И Смирницкий уехал, размышляя по дороге, что бы такое могло случиться с Эдуардом. И еще он впервые подумал о том, что зря здесь остался, сильно соскучился он по Москве, вроде бы и нечего ему здесь делать. Не уехать ли?
Иного выхода у него не оставалось, и тогда человек в телогрейке все же решился попытать счастья. Он дождался наступления сумерек и пошел на этот звук, на этот гул, укрываясь за деревьями, за кустами, прячась и пригибаясь.
Это был безусловный риск, но что поделаешь: надо было идти и добывать либо еду, либо ружье, потому что голод уже спазмами сжимал желудок.
Через некоторое время он подобрался к трассе довольно близко и даже видел поединок двух машин, идущих в лоб друг другу, — поединок, ему совершенно непонятный. Так же видел он и нелепый рисковый прыжок МАЗа через болото. Еще подумалось ему, что водитель либо пьян, либо заснул за рулем.
А потом вдруг его затрясло от предвкушения неожиданного фарта, когда один из шоферов вышел из кабины и пошел к другой машине. Человек в телогрейке не то чтобы увидел, а, скорее, всем своим существом почувствовал, что на сиденье самосвала лежит ружье.
Он уже было и высунулся из-за кедра, за которым стоял во время всей этой дикой сцены, и хотел уже сделать рывок, но водитель вернулся к машине, забрался в кабину, газанул как следует и умчался в темноту.
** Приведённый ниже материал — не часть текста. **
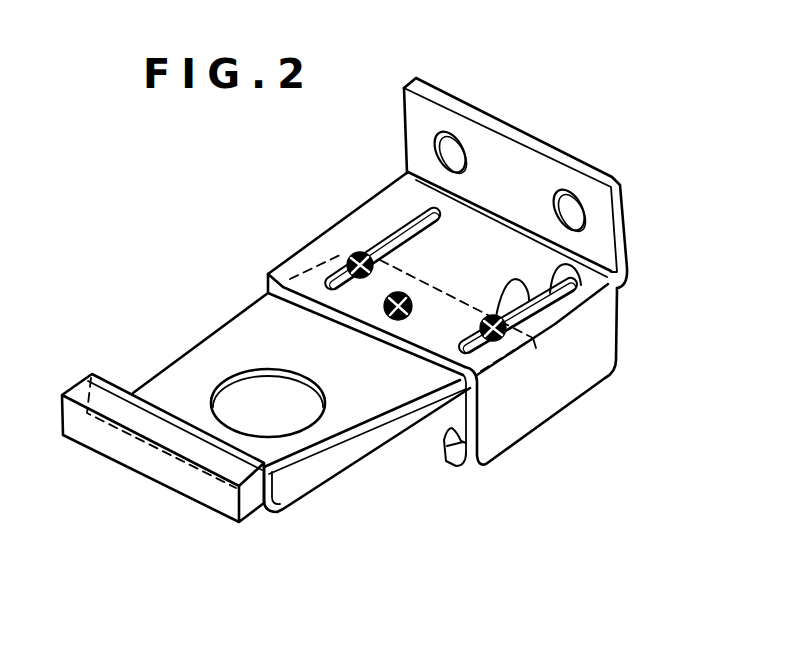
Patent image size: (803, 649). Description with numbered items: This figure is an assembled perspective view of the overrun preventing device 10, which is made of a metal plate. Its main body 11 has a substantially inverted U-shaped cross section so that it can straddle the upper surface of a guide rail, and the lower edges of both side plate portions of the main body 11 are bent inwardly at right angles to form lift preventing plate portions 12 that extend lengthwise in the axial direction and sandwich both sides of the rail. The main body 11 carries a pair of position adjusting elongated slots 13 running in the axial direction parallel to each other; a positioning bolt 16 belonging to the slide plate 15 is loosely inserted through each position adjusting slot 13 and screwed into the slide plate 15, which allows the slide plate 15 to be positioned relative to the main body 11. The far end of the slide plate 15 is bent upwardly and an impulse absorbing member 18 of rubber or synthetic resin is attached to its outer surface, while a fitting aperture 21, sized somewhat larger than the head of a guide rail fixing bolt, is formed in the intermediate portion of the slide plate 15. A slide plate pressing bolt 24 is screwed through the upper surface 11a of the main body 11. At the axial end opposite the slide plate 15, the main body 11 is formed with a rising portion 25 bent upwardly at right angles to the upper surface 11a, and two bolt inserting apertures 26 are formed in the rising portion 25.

The overrun preventing device 10 is at (567, 139).
The main body 11 is at (510, 433).
The upper surface 11a is at (313, 260).
The lift preventing plate portion 12 is at (447, 430).
The position adjusting elongated slot 13 is at (574, 272).
The slide plate 15 is at (217, 365).
The positioning bolt 16 is at (536, 292).
The impulse absorbing member 18 is at (72, 392).
The fitting aperture 21 is at (270, 404).
The slide plate pressing bolt 24 is at (397, 299).
The rising portion 25 is at (460, 122).
The bolt inserting aperture 26 is at (571, 206).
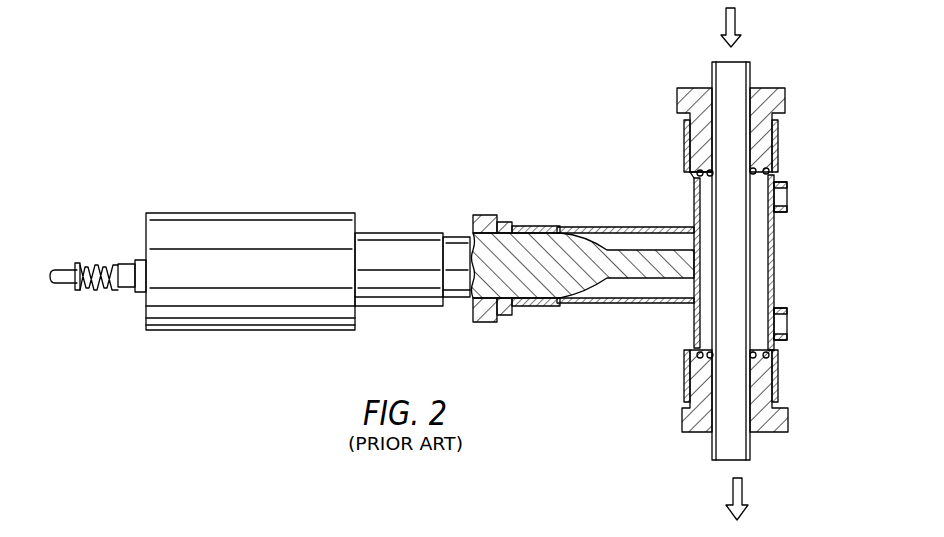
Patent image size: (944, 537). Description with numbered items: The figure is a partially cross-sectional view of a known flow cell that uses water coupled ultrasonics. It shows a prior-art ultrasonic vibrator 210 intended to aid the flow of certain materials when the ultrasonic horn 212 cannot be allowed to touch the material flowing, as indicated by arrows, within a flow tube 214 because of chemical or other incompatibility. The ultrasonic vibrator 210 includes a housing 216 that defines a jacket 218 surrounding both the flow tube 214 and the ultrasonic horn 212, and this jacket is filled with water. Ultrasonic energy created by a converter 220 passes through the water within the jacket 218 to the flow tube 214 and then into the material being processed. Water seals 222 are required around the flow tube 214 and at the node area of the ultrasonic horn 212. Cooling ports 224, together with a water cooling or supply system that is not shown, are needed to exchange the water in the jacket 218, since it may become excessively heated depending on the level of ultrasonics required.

The ultrasonic vibrator 210 is at (426, 218).
The ultrasonic horn 212 is at (597, 245).
The flow tube 214 is at (712, 80).
The housing 216 is at (645, 305).
The jacket 218 is at (651, 243).
The converter 220 is at (240, 225).
The water seals 222 is at (556, 227).
The cooling ports 224 is at (782, 212).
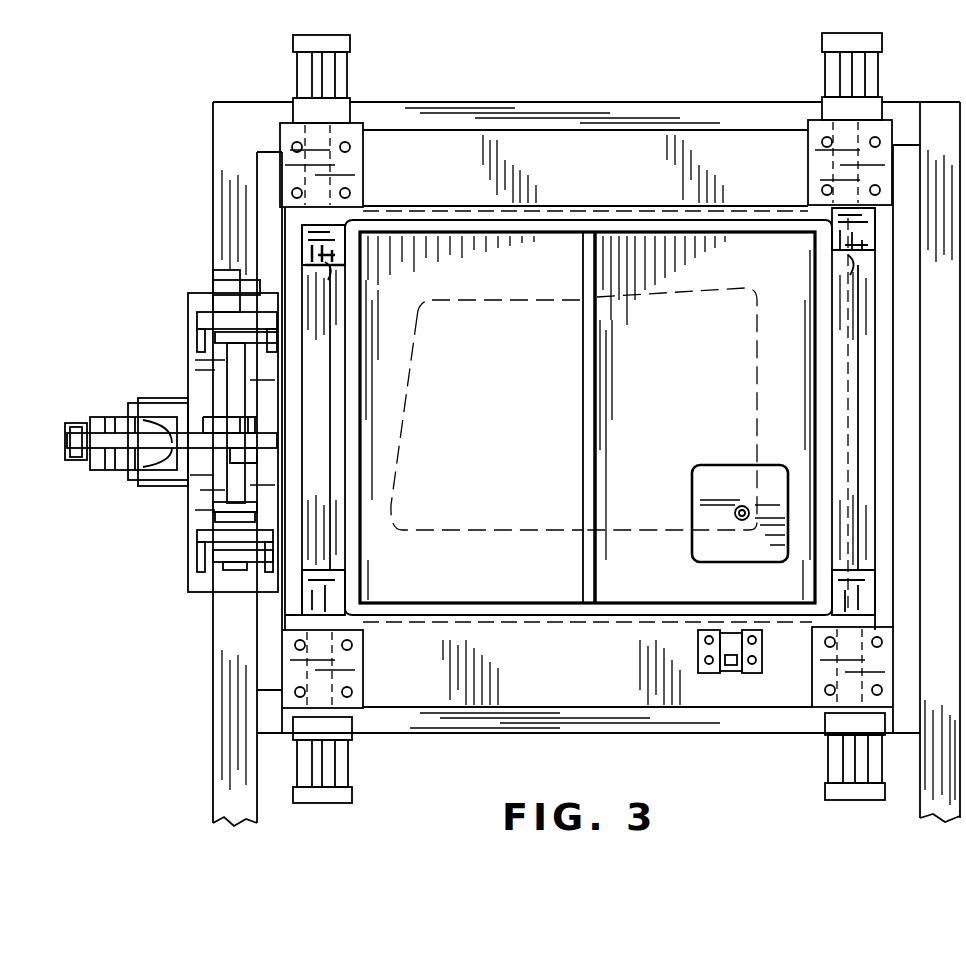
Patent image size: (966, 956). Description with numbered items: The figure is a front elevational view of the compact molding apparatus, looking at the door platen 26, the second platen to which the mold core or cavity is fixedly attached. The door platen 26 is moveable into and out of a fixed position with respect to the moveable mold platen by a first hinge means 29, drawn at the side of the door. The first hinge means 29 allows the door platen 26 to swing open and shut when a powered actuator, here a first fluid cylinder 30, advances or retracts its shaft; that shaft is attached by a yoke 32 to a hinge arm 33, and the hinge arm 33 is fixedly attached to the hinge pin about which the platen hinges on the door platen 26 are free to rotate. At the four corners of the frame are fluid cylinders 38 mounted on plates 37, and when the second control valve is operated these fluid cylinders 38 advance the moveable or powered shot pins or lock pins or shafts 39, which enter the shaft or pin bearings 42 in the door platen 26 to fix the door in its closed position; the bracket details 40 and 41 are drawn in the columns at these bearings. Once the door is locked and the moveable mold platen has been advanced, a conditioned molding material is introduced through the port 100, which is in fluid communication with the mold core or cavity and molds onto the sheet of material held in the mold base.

The door platen 26 is at (523, 607).
The first hinge means 29 is at (214, 385).
The first fluid cylinder 30 is at (125, 425).
The yoke 32 is at (66, 452).
The hinge arm 33 is at (118, 448).
The mounting plate 37 is at (362, 167).
The fluid cylinders 38 is at (350, 72).
The shot pins or lock pins or shafts 39 is at (362, 182).
The lower guide bracket 40 is at (335, 262).
The guide bracket body 41 is at (325, 252).
The shaft or pin bearings 42 is at (318, 245).
The port 100 is at (734, 513).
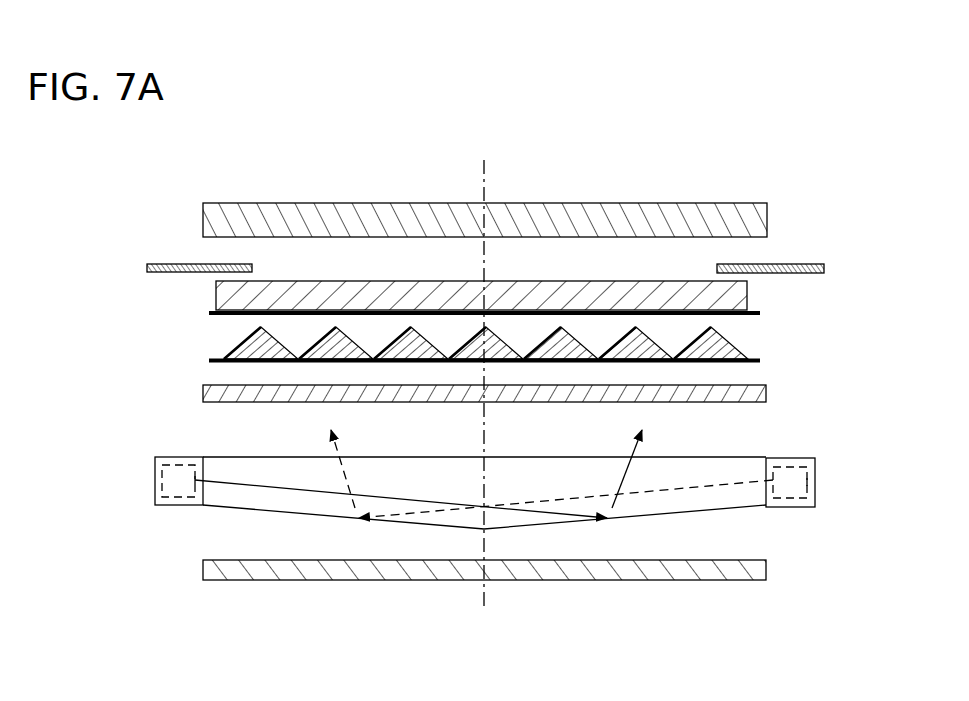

Уехал в другую сторону и второй водитель.
Человек в телогрейке долго еще стоял за деревом, не зная, что ему делать — пойти в поселок или нет. Но страх все же переборол голод, и он повернул назад к землянке. По дороге он вдруг припомнил, что там, у трассы, в фигуре одного из шоферов ему почудилось что-то знакомое, но как ни напрягал он память, а вспомнить не мог: мысль о еде замутила его сознание. Но зато он теперь точно знал, что, вернувшись, откроет последнюю банку и сожрет ее в один присест.
Вечер выдался тихий и морозный. А этим вечером у рассудительного «технаря» радиста Вовочки Орлова были гости. И не то чтобы гости, а, скорее, гостья, но такой человек, как Пашка-амазонка, вполне мог сойти за целую кучу гостей. Радушный радист знакомил любознательную девицу со своим в высшей степени тонким и сложным хозяйством, не без гордости его демонстрируя.
— Это что такое, Вовочка? — спрашивала королева сибирских трактов, почти уподобляясь одному из персонажей «Вечеров на хуторе близ Диканьки».
— Что это? — самодовольно переспрашивал радист. — Это ключ.
— Как? — удивлялась Паша. — Что-то не похож на ключ. Совсем не похож, ну нисколечко.
Вовочка снисходительно и сдержанно улыбался, хотя и чуть-чуть смущаясь.
— Видишь ли, ты привыкла, вероятно, к гаечным ключам, а это… — он нарочито делал значительную паузу, перстом указуя на то место, к которому ключ, должен был подходить — Это… ключ от моего сердца, милая Паша.
Услышав такое, потрясенная Амазонка вытаращила глаза, изучая возникший посреди тайги феномен.
— Быть того не может, — с зачарованной фальшью лепетала она — Но как он работает? Да и работает ли?
— Проще простого, — отвечал Орлов. — Начинаю демонстрацию. Нервных и сердечников прошу покинуть помещение.
Радист осторожно берет Пашу за руку и прикладывает ее ладонь к своей юношеской впалой груди, как раз к тому месту, где, по его расчетам, должен был находиться тот орган, который и подвиг Петрарку на создание бессмертных сонетов. Правой же рукой безумный в своем чувстве Дятел выдавал на ключе серию длинных тире. И, как ему казалось, контрольная синяя лампочка на стене мигала совершенно синхронно с его любвеобильным сердцем, которое готово было выскочить от счастья.
— Поняла теперь? — спрашивал радист, закончив сеанс. — Теперь тебе ясен принцип?
Маленький носик Пашки капризно морщится; дескать, и не такое видали.
— Вообще-то не очень эффектно, — разочарованно тянула она. — Скучно.
— Но зато честно! — патетически восклицал влюбленный радист. — То есть все видно и слышно.